The cultural importance of folk music, real folk music, not its pallid contemporary simulacrum, is impossible for us to understand today.  The commodification of popular music, and the big business that generates and distributes it, were unknown before the Civil War, and hardly known before the twentieth century.  Child, though a polyglot, was a native speaker of American English and a scholar of early English dealing primarily with printed texts; but his enterprise inspired, and sometimes provoked, those field-workers who eventually would be called ethno-musicologists to try to preserve native Amerindian traditions and to study the musical archaeology of large and disparate American populations of African and Iberian origin, among others.  The English musicologist Cecil Sharp, an early twentieth-century heir of F. J. Child, went ballad-hunting in Appalachia during the First World War, recording a vast repertory of songs to be returned, marvelously preserved, to the crofts and cottages whence they had migrated a century earlier.

The old ballads are about everything under the sun: battles, sea voyages, hunting parties, public executions, country fairs, and supernatural events galore.    Chevy Chase, based in a half-remembered anecdote about an obscure fourteenth-century battle as reduced to a brawl between two great Border chieftains, is a tale of a great slaughter of deer that turned into a great slaughter of men.  Yet what power it has.  It was already old in the sixteenth century, when one of that age’s most elegant poets, Sir Philip Sidney, said this about it: “Certainly I must confess mine own barbarousness; I never heard the old song of Percy and Douglas that I found not my heart moved more than with a trumpet; and yet it is sung but by some blind crowder, with no rougher voice than rude style; which being so evil apparelled in the dust and cobwebs of that uncivil age, what would it work, trimmed in the gorgeous eloquence of Pindar?”

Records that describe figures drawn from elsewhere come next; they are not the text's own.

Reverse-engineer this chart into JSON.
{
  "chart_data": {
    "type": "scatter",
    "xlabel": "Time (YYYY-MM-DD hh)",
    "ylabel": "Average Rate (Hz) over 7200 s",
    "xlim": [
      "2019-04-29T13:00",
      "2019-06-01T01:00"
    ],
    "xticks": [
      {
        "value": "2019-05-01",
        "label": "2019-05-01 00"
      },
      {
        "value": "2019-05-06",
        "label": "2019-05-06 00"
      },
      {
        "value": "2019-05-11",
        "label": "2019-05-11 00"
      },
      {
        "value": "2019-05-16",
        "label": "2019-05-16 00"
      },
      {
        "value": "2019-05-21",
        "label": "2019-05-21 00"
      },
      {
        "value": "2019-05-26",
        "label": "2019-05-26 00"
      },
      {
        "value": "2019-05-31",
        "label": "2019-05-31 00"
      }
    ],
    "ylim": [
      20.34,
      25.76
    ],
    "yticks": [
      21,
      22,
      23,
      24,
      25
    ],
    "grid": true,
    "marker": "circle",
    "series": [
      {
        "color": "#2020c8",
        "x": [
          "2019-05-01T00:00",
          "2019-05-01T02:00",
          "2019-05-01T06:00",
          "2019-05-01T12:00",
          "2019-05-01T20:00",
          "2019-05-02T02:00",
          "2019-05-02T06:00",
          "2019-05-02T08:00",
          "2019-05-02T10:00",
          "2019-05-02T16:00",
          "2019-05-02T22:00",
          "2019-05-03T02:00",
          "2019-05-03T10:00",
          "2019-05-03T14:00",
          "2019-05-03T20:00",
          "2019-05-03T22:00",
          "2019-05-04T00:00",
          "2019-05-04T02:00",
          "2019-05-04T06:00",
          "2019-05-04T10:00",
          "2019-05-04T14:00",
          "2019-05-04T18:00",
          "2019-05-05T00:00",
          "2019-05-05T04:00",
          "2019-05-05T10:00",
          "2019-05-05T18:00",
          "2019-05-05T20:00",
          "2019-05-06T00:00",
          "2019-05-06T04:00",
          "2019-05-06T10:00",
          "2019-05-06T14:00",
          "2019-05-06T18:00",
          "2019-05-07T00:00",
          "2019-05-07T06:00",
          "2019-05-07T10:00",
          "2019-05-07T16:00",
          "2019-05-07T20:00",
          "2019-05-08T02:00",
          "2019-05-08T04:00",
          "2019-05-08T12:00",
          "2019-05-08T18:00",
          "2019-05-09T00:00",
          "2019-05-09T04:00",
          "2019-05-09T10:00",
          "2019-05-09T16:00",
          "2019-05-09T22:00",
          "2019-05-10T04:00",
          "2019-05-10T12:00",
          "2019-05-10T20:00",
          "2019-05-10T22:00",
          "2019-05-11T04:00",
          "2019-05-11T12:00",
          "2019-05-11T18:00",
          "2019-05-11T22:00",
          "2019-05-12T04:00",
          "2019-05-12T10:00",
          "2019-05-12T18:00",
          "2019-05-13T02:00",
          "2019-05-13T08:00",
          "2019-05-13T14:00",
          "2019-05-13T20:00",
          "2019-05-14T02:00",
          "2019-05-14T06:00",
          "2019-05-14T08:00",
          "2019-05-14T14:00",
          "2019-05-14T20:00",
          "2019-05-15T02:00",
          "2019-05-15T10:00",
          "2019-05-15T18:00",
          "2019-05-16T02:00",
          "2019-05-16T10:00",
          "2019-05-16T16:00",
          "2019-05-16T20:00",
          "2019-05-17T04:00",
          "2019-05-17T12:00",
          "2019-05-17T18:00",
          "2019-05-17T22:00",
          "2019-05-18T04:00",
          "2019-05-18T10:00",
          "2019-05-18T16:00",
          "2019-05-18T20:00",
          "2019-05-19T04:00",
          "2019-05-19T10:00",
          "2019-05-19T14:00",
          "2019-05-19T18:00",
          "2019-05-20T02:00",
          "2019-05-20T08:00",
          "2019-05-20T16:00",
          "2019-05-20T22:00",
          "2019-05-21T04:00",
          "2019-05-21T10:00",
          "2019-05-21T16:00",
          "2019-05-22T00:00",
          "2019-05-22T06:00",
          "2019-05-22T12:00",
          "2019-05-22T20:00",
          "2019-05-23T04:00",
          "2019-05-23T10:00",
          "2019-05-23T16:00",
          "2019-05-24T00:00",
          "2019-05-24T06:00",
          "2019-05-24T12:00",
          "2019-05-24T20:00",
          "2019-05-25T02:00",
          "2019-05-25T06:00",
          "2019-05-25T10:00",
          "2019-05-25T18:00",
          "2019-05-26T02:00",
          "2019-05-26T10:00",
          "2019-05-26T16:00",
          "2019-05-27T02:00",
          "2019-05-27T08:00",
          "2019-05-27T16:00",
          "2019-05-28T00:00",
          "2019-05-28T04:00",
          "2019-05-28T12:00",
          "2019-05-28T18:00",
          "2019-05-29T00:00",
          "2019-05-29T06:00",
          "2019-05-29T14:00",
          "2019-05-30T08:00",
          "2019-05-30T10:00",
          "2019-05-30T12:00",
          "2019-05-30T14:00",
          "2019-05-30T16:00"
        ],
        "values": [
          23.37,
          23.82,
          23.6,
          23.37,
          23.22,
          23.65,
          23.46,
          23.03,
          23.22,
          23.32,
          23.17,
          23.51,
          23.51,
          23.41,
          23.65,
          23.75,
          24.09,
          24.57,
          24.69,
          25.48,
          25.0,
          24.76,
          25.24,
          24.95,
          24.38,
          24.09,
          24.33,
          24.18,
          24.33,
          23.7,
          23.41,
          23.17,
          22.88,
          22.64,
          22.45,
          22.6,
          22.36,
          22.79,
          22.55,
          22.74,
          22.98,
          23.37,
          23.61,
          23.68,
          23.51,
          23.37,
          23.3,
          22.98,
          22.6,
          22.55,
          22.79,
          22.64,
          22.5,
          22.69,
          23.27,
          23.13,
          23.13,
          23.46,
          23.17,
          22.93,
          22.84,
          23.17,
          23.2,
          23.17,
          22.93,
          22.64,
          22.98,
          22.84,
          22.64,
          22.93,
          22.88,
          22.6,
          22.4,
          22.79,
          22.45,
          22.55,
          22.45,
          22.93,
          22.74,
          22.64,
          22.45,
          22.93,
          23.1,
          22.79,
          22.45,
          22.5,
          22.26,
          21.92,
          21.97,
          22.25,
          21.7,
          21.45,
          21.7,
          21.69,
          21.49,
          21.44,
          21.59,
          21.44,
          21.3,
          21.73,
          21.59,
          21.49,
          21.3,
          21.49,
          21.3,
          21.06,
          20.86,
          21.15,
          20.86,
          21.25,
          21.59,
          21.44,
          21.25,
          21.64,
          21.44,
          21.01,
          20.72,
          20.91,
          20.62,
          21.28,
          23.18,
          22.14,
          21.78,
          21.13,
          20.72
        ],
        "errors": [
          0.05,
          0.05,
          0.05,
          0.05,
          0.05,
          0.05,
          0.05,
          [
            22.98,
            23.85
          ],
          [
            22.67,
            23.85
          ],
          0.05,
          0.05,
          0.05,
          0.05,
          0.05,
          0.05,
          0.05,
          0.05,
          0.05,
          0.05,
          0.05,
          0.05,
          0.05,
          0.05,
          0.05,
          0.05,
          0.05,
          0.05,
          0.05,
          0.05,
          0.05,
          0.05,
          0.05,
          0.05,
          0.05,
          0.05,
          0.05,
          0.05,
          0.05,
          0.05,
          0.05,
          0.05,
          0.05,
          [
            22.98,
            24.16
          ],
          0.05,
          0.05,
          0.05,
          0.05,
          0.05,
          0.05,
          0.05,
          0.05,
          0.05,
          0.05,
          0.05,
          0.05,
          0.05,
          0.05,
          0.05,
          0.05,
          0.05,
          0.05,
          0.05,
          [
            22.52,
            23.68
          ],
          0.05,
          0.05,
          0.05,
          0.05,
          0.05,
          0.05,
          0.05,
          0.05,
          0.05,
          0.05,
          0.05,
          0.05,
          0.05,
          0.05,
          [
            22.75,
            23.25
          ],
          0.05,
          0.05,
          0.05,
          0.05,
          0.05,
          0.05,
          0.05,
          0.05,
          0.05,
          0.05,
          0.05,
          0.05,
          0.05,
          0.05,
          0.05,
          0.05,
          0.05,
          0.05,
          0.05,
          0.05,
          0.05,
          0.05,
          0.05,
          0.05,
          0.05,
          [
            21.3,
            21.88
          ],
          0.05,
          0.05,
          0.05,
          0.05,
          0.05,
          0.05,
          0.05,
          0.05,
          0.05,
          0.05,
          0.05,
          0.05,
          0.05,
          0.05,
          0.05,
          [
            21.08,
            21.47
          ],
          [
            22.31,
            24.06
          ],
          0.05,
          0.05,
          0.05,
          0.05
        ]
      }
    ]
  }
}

But mostly the old ballads are about the two great themes of world romance: Love and Death.  “Would you, my lords”—so begins Bédier’s reconstruction of the medieval Tristan and Isolde—“would you hear a fine story of love and death?”  And, boy, do we get one.  “Set me as a seal upon thine heart,” says the Song of Songs, “for love is as strong as death”.  My grandfather Fleming used to sit on his porch in Arkansas half mumbling, half crooning “Barbara Allen”.  I wish I had paid more attention.  “Barbara Allen” is apparently the most recorded song in musical history.  I could wish to have added to the repertory.  I don’t know whether any two singers have agreed as to its words.  Like many old ballads it is an at times inchoate verbal quilt.  Yet a discernible plot forces its way like a red cord through the song’s peripheral incoherencies and shifting points of view; and it is the plot of tragic love.  Cruel Barbara Allen makes all the lads sing “well away” or “lack a day” or, presumably, any trisyllabic bit of verbal stuffing that could rhyme in -ay.  All that is the noise.  The signal is that cruel beauty must come to know the everlasting sorrow of love and death, must find indeed that they are the same.  “My true love died for me today,” she tells her distraught mother. “I’ll die for him tomorrow.”  Though she spurned him in life, they will lie till Judgment Day in contiguous graves in the old churchyard; yet even now the bard is not finished, for “out of his grave grew a red, red rose, and out of hers a briar.”